Rassismus in den 1980er-Jahren
In den 1980er-Jahren wurde Migration erstmals zum zentralen Wahlkampfthema. Gesellschaftspolitische Debatten richteten sich zunächst vor allem gegen die Integration und das Bleiberecht von Menschen, die als sogenannte Gastarbeiter*innen in die Bundesrepublik gekommen waren. Unter der sozialliberalen Regierung Helmut Schmidts von 1974 bis 1982 wurden diverse ausländerrechtliche Maßnahmen umgesetzt, die darauf abzielten, Migrant*innen zur Ausreise aus Deutschland zu bewegen. 1982 erklärten 77 Prozent der befragten Deutschen, Arbeitsmigrant*innen sollten wieder in ihr Herkunftsland zurückkehren.

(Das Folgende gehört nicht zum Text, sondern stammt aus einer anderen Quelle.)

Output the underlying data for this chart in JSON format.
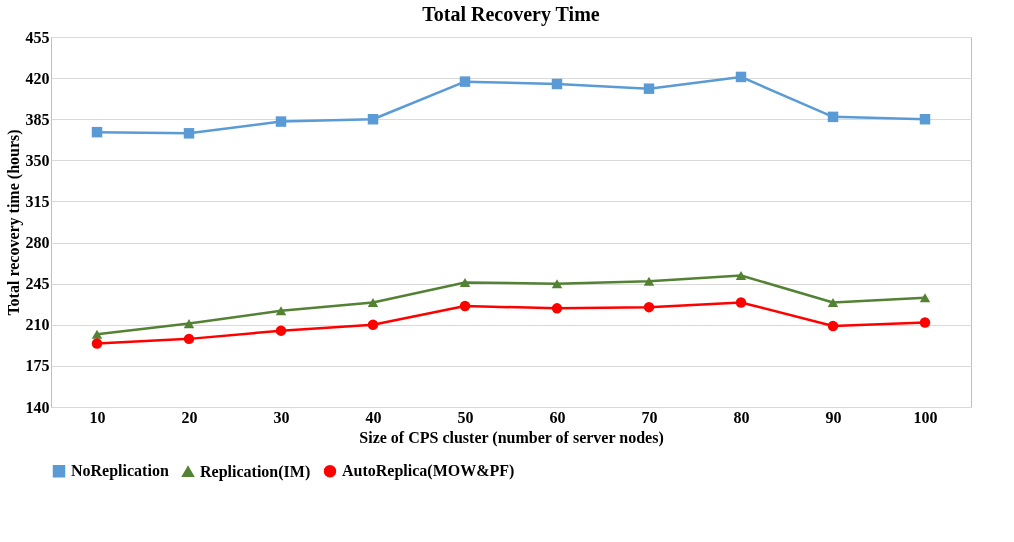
{
  "chart_data": {
    "type": "line",
    "title": "Total Recovery Time",
    "xlabel": "Size of CPS cluster (number of server nodes)",
    "ylabel": "Total recovery time (hours)",
    "categories": [
      "10",
      "20",
      "30",
      "40",
      "50",
      "60",
      "70",
      "80",
      "90",
      "100"
    ],
    "series": [
      {
        "name": "NoReplication",
        "color": "#5b9bd5",
        "marker": "square",
        "values": [
          374,
          373,
          383,
          385,
          417,
          415,
          411,
          421,
          387,
          385
        ]
      },
      {
        "name": "Replication(IM)",
        "color": "#548235",
        "marker": "triangle",
        "values": [
          202,
          211,
          222,
          229,
          246,
          245,
          247,
          252,
          229,
          233
        ]
      },
      {
        "name": "AutoReplica(MOW&PF)",
        "color": "#ff0000",
        "marker": "circle",
        "values": [
          194,
          198,
          205,
          210,
          226,
          224,
          225,
          229,
          209,
          212
        ]
      }
    ],
    "ylim": [
      140,
      455
    ],
    "yticks": [
      140,
      175,
      210,
      245,
      280,
      315,
      350,
      385,
      420,
      455
    ],
    "grid": "y",
    "legend": "bottom",
    "line_style": "solid"
  }
}
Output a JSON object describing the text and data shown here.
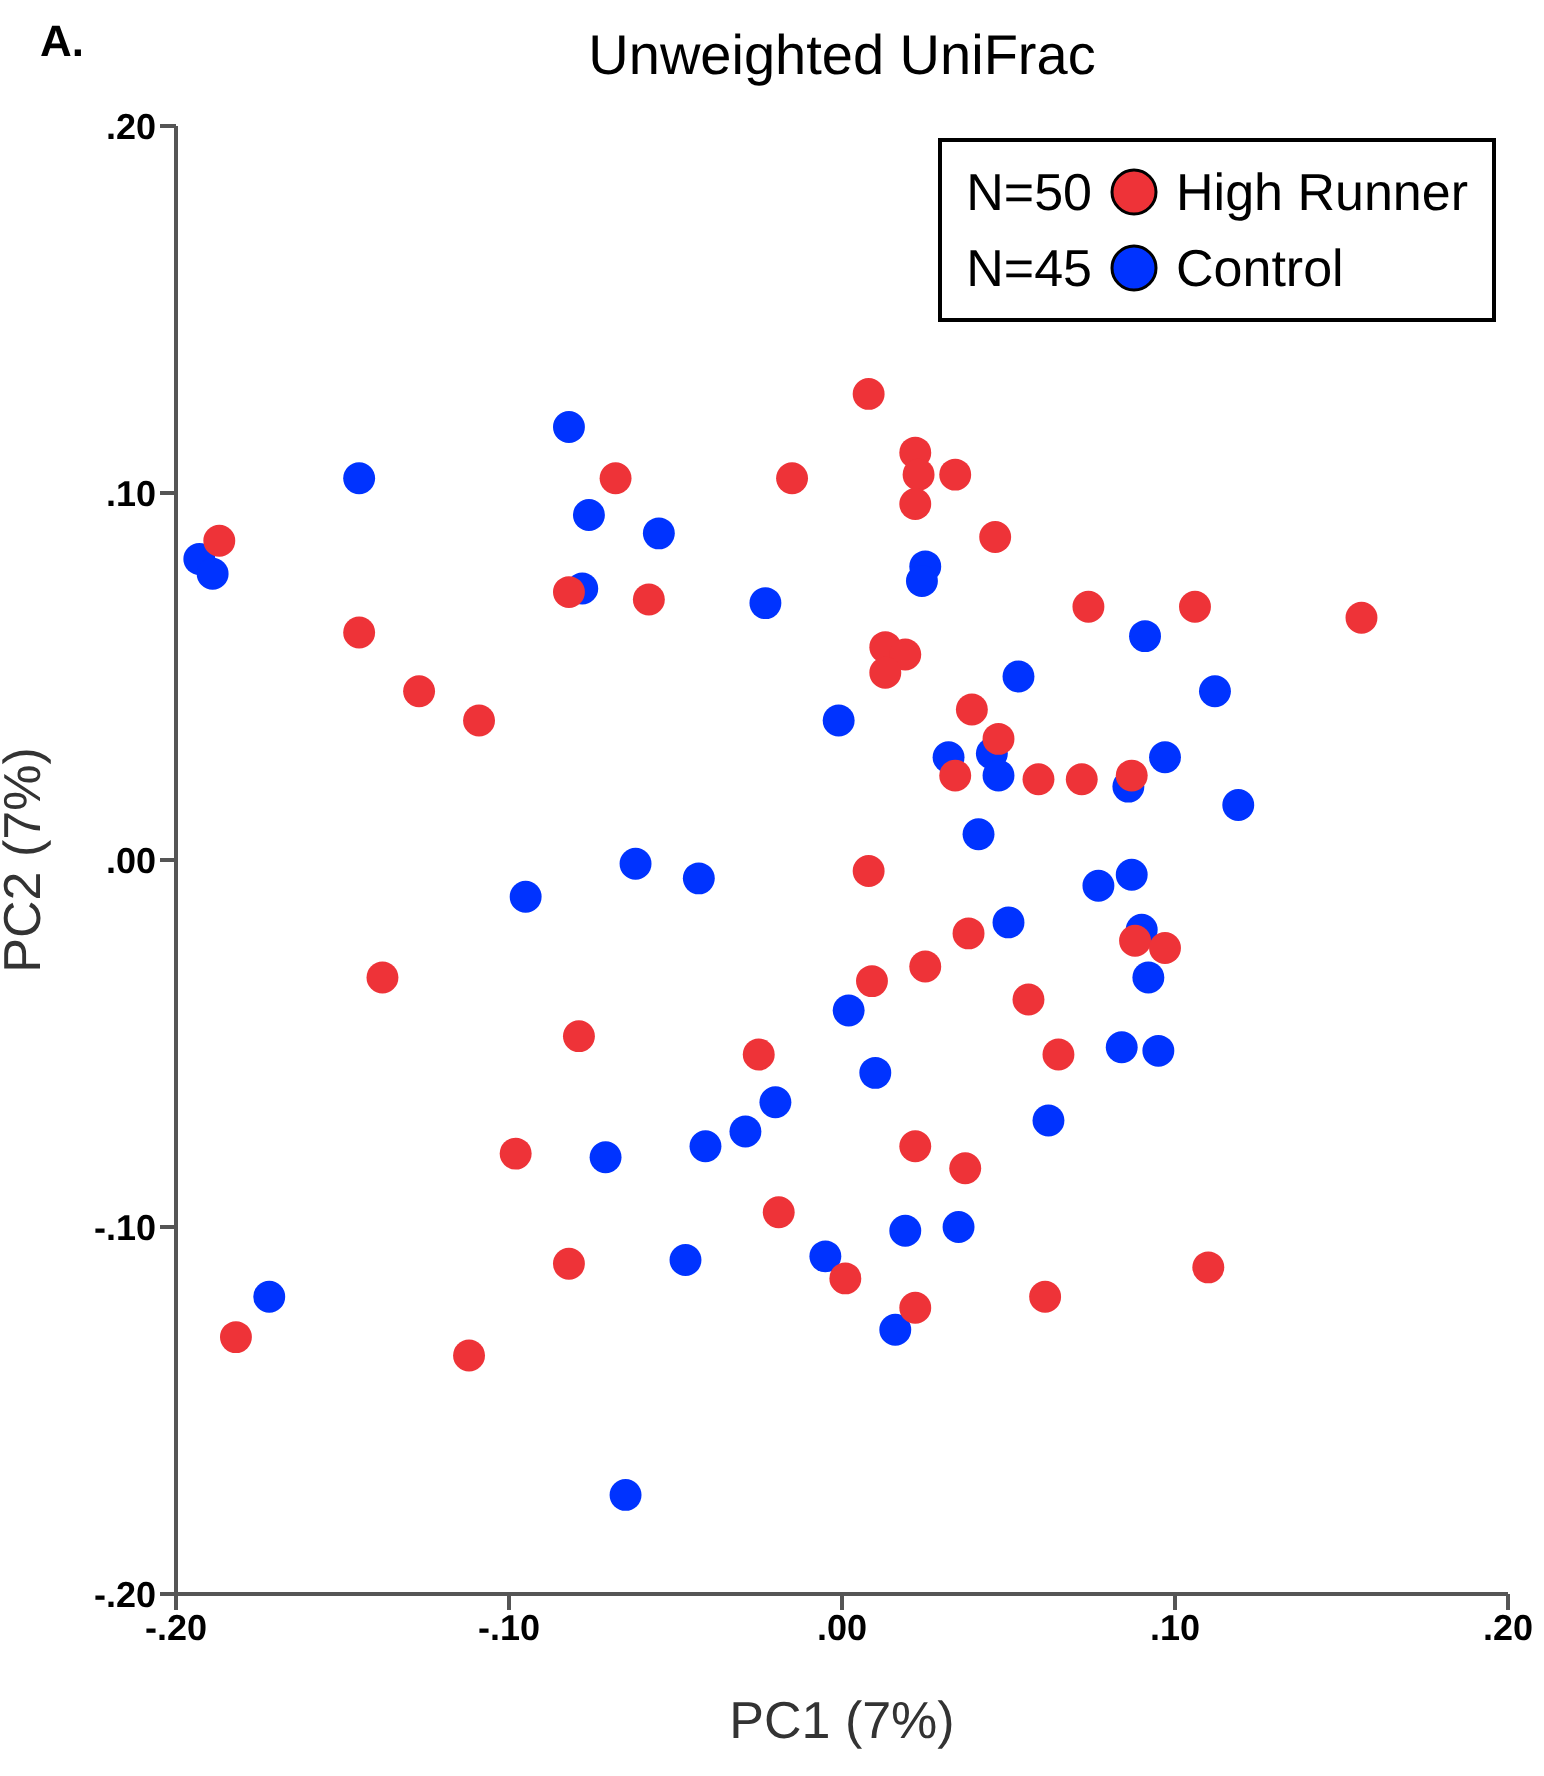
{
  "chart_data": {
    "type": "scatter",
    "title": "Unweighted UniFrac",
    "xlabel": "PC1 (7%)",
    "ylabel": "PC2 (7%)",
    "annotations": [
      "A.",
      "N=50",
      "N=45"
    ],
    "xlim": [
      -0.2,
      0.2
    ],
    "ylim": [
      -0.2,
      0.2
    ],
    "xticks": [
      {
        "value": -0.2,
        "label": "-.20"
      },
      {
        "value": -0.1,
        "label": "-.10"
      },
      {
        "value": 0,
        "label": ".00"
      },
      {
        "value": 0.1,
        "label": ".10"
      },
      {
        "value": 0.2,
        "label": ".20"
      }
    ],
    "yticks": [
      {
        "value": -0.2,
        "label": "-.20"
      },
      {
        "value": -0.1,
        "label": "-.10"
      },
      {
        "value": 0,
        "label": ".00"
      },
      {
        "value": 0.1,
        "label": ".10"
      },
      {
        "value": 0.2,
        "label": ".20"
      }
    ],
    "legend": "top right",
    "marker": "circle",
    "grid": false,
    "series": [
      {
        "name": "High Runner",
        "color": "#ee3338",
        "x": [
          -0.068,
          -0.015,
          -0.187,
          -0.082,
          -0.058,
          -0.145,
          -0.127,
          -0.109,
          0.008,
          0.022,
          0.023,
          0.034,
          0.022,
          0.046,
          0.074,
          0.106,
          0.156,
          0.013,
          0.019,
          0.013,
          0.039,
          0.047,
          0.034,
          0.059,
          0.072,
          0.087,
          0.008,
          -0.138,
          -0.079,
          -0.025,
          -0.098,
          -0.019,
          -0.082,
          0.001,
          -0.182,
          -0.112,
          0.038,
          0.025,
          0.009,
          0.056,
          0.088,
          0.097,
          0.065,
          0.022,
          0.037,
          0.022,
          0.061,
          0.11
        ],
        "values": [
          0.104,
          0.104,
          0.087,
          0.073,
          0.071,
          0.062,
          0.046,
          0.038,
          0.127,
          0.111,
          0.105,
          0.105,
          0.097,
          0.088,
          0.069,
          0.069,
          0.066,
          0.058,
          0.056,
          0.051,
          0.041,
          0.033,
          0.023,
          0.022,
          0.022,
          0.023,
          -0.003,
          -0.032,
          -0.048,
          -0.053,
          -0.08,
          -0.096,
          -0.11,
          -0.114,
          -0.13,
          -0.135,
          -0.02,
          -0.029,
          -0.033,
          -0.038,
          -0.022,
          -0.024,
          -0.053,
          -0.078,
          -0.084,
          -0.122,
          -0.119,
          -0.111
        ]
      },
      {
        "name": "Control",
        "color": "#0033ff",
        "x": [
          -0.082,
          -0.145,
          -0.193,
          -0.189,
          -0.076,
          -0.055,
          -0.078,
          -0.023,
          -0.001,
          -0.062,
          -0.043,
          0.025,
          0.024,
          0.091,
          0.053,
          0.112,
          0.032,
          0.045,
          0.047,
          0.097,
          0.086,
          0.119,
          0.041,
          0.077,
          0.087,
          -0.095,
          0.002,
          -0.02,
          -0.029,
          -0.041,
          -0.071,
          -0.005,
          -0.047,
          -0.172,
          -0.065,
          0.05,
          0.09,
          0.092,
          0.01,
          0.084,
          0.095,
          0.062,
          0.019,
          0.035,
          0.016
        ],
        "values": [
          0.118,
          0.104,
          0.082,
          0.078,
          0.094,
          0.089,
          0.074,
          0.07,
          0.038,
          -0.001,
          -0.005,
          0.08,
          0.076,
          0.061,
          0.05,
          0.046,
          0.028,
          0.029,
          0.023,
          0.028,
          0.02,
          0.015,
          0.007,
          -0.007,
          -0.004,
          -0.01,
          -0.041,
          -0.066,
          -0.074,
          -0.078,
          -0.081,
          -0.108,
          -0.109,
          -0.119,
          -0.173,
          -0.017,
          -0.019,
          -0.032,
          -0.058,
          -0.051,
          -0.052,
          -0.071,
          -0.101,
          -0.1,
          -0.128
        ]
      }
    ]
  }
}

Nach dem Regierungswechsel 1982 setzten sich CDU und CSU in der christlich-liberalen Bundesregierung für eine harte Rückführungspolitik ein. Auch das Asylrecht wurde zunehmend infrage gestellt. Geflüchteten wurde unterstellt, sie würden betrügen und das Asylsystem ausnutzen. Migrant*innen und Geflüchtete wurden als Konkurrent*innen um knapper werdende Arbeitsplätze angesehen, obwohl viele besonders schwere und gering entlohnte Arbeiten verrichten mussten. Ihre Schulabschlüsse und Ausbildungen wurden in Deutschland oftmals nicht anerkannt. Der zunehmende Rassismus richtete sich besonders stark gegen die Migrant*innen aus der Türkei, aber auch gegen Minderheiten wie Sinti*ze und Rom*nja. Arbeitsmigrant*innen und Angehörige von Minderheiten wurden nicht nur auf dem Wohn- und Arbeitsmarkt diskriminiert, sondern auch in vielen anderen gesellschaftlichen Bereichen. Teils wurde ihnen sogar der Zugang zu öffentlichen Orten wie Diskotheken, Restaurants oder Campingplätzen verwehrt.

Zutrittsverbote wie diese richteten sich gegen reisende Sinti*ze und Rom*nja. Auch in vielen Hamburger Diskotheken und Lokalen waren Angehörige der Minderheit unerwünscht. Darauf machte die Rom und Cinti Union e.V. Hamburg 1982 in einem Lagebericht aufmerksam, in dem sie auch Fälle massiver Polizeigewalt schilderte.
Die extreme Rechte griff die rassistische Stimmung auf und gründete in mehreren Bundesländern Bürgerinitiativen und Kleinstparteien wie die Hamburger Liste für Ausländerstopp (HLA). Wie Stimmungsmache zu Gewalttaten führen kann, zeigte sich in dramatischer Weise im August 1980 in Hamburg: Nguyễn Ngọc Châu und Đỗ Anh Lân aus Südvietnam starben nach einem Brandanschlag der rechtsterroristischen Deutschen Aktionsgruppen auf eine Unterkunft für Geflüchtete. Zuvor hatten die Täter einen Artikel des „Hamburger Abendblatts“ über diese Unterkunft gelesen, der Hamburg als mit „Aslybewerbern überlastet“ beschrieben hatte. Die rassistische Stimmung in Deutschland beschrieb die Dichterin Semra Ertan in ihrem Gedicht „Mein Name ist Ausländer“. Sie verbrannte sich aus Protest gegen den zunehmenden Rassismus am 26. Mai 1982 auf offener Straße in Hamburg-St. Pauli.